In line with their active approach on a number of transaction reporting issues in recent years, CySEC has queried investment firms with low matching rates. Further details have been requested from firms regarding historical trades and why:
- the other side of the trade has not been reported, or
- it has not been reported with a consistent UTI.
Trades being queried go as far back as 2018 in some instances with resubmission required in many cases. Many CySEC investment firms have been conducting broad EMIR Data Quality reviews as a result.
Likewise, the Central Bank of Ireland (CBOI) has been querying investment firms over the last year regarding their daily EMIR reporting. Significant swings in net valuations and drastic changes in notional amounts are examples of scenarios where CBOI have asked for clarifications from investment firms. CBOI has recommended firms undertake regular reviews of their reporting data to ensure it is complete, accurate, timely and complies with relevant regulations and associated guidance published by ESMA. Further, they have recommended all EMIR reportable fields are checked.
Correspondence seen by TRAction from both CySec and CBOI:
- imposes a deadline for investment firms to provide a response to their queries, and
- require an explanation of possible remedial work required.

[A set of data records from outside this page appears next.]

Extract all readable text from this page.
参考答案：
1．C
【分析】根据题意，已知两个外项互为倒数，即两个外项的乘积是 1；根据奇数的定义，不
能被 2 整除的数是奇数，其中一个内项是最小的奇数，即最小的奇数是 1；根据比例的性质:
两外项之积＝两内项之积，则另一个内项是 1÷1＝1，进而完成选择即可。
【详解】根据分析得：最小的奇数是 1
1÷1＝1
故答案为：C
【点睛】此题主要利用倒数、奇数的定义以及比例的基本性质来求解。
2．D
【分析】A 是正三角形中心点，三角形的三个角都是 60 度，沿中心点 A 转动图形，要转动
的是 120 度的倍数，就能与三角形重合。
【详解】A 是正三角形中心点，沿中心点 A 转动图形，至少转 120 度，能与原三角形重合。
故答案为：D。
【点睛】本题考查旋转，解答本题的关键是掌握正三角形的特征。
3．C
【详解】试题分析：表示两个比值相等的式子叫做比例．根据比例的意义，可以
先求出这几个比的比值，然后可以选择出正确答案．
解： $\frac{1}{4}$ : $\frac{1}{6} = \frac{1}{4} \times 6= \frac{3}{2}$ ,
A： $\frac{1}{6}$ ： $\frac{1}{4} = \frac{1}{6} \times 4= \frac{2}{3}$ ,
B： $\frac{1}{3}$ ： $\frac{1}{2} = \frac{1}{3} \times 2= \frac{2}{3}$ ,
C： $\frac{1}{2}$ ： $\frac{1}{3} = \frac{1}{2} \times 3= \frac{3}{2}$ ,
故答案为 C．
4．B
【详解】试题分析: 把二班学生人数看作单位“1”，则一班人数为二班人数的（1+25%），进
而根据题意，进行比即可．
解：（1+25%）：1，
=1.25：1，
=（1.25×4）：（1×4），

Reconstructing trade methodology and reporting processes completed many years ago can be time consuming and distracting for businesses, especially where there are large volumes of trades, so it’s important to get it right first time. We provide a detailed explanation of the pairing and matching process.

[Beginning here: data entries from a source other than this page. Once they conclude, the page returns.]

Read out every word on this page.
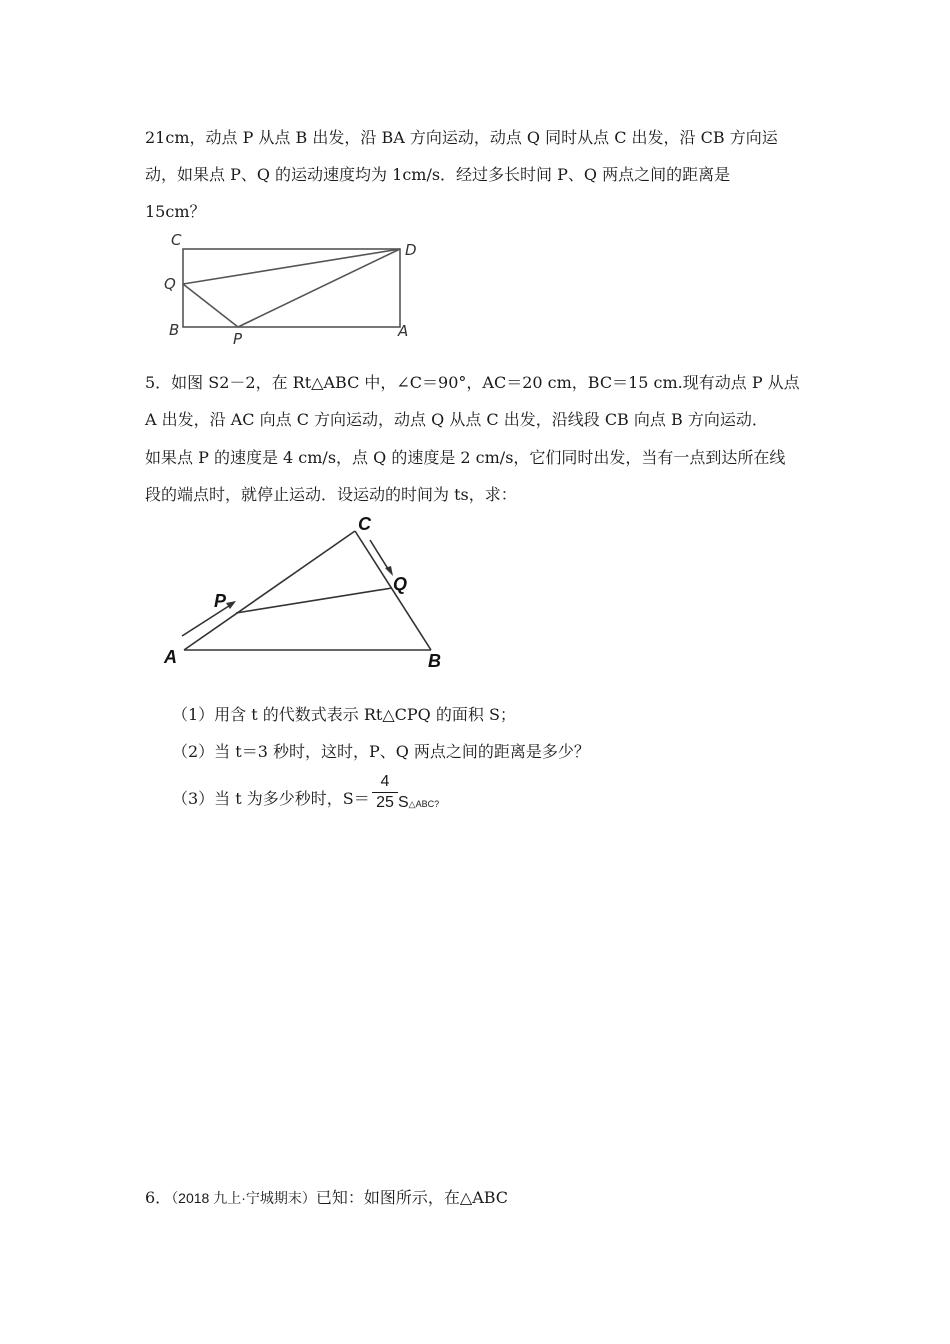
21cm，动点 P 从点 B 出发，沿 BA 方向运动，动点 Q 同时从点 C 出发，沿 CB 方向运
动，如果点 P、Q 的运动速度均为 1cm/s．经过多长时间 P、Q 两点之间的距离是
15cm？
C
D
Q
B	P	A
C
Q
P
A	B
5．如图 S2－2，在 Rt△ABC 中，∠C＝90°，AC＝20 cm，BC＝15 cm.现有动点 P 从点
A 出发，沿 AC 向点 C 方向运动，动点 Q 从点 C 出发，沿线段 CB 向点 B 方向运动．
如果点 P 的速度是 4 cm/s，点 Q 的速度是 2 cm/s，它们同时出发，当有一点到达所在线
段的端点时，就停止运动．设运动的时间为 ts，求：
（1）用含 t 的代数式表示 Rt△CPQ 的面积 S；
（2）当 t＝3 秒时，这时，P、Q 两点之间的距离是多少？
（3）当 t 为多少秒时，S＝
4
25 S△ABC?
6．（2018 九上·宁城期末）已知：如图所示，在△ABC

The scrutiny is not surprising given it follows on from ESMA’s 2021 EMIR and SFTR data quality report which found:
- Pairing rates pre-Brexit were below 50% but have since steadied to around 60%;
- The 60% pairing rate as something that needs improving.
- While less than 10% of reported derivatives tend to be reported late by the counterparties, more than 20% do not receive updated valuation on a daily basis as required by EMIR.
- Non-reporting dropped sharply due to Brexit and is now less than 5%.
The report suggested that the low rates are due to:
- a lack of agreements between parties to share UTIs,
- under/over reporting between counterparties, and
- incorrect identification of counterparties.
You can read more about the findings of this report in our dedicated article.
This increased scrutiny from regulators is likely to become more common as we get nearer to EMIR Refit in 2024. The changes to EMIR reporting are designed to encourage counterparties to set up more internal checks to ensure they are capturing and presenting the correct details to be compliant for pairing and matching.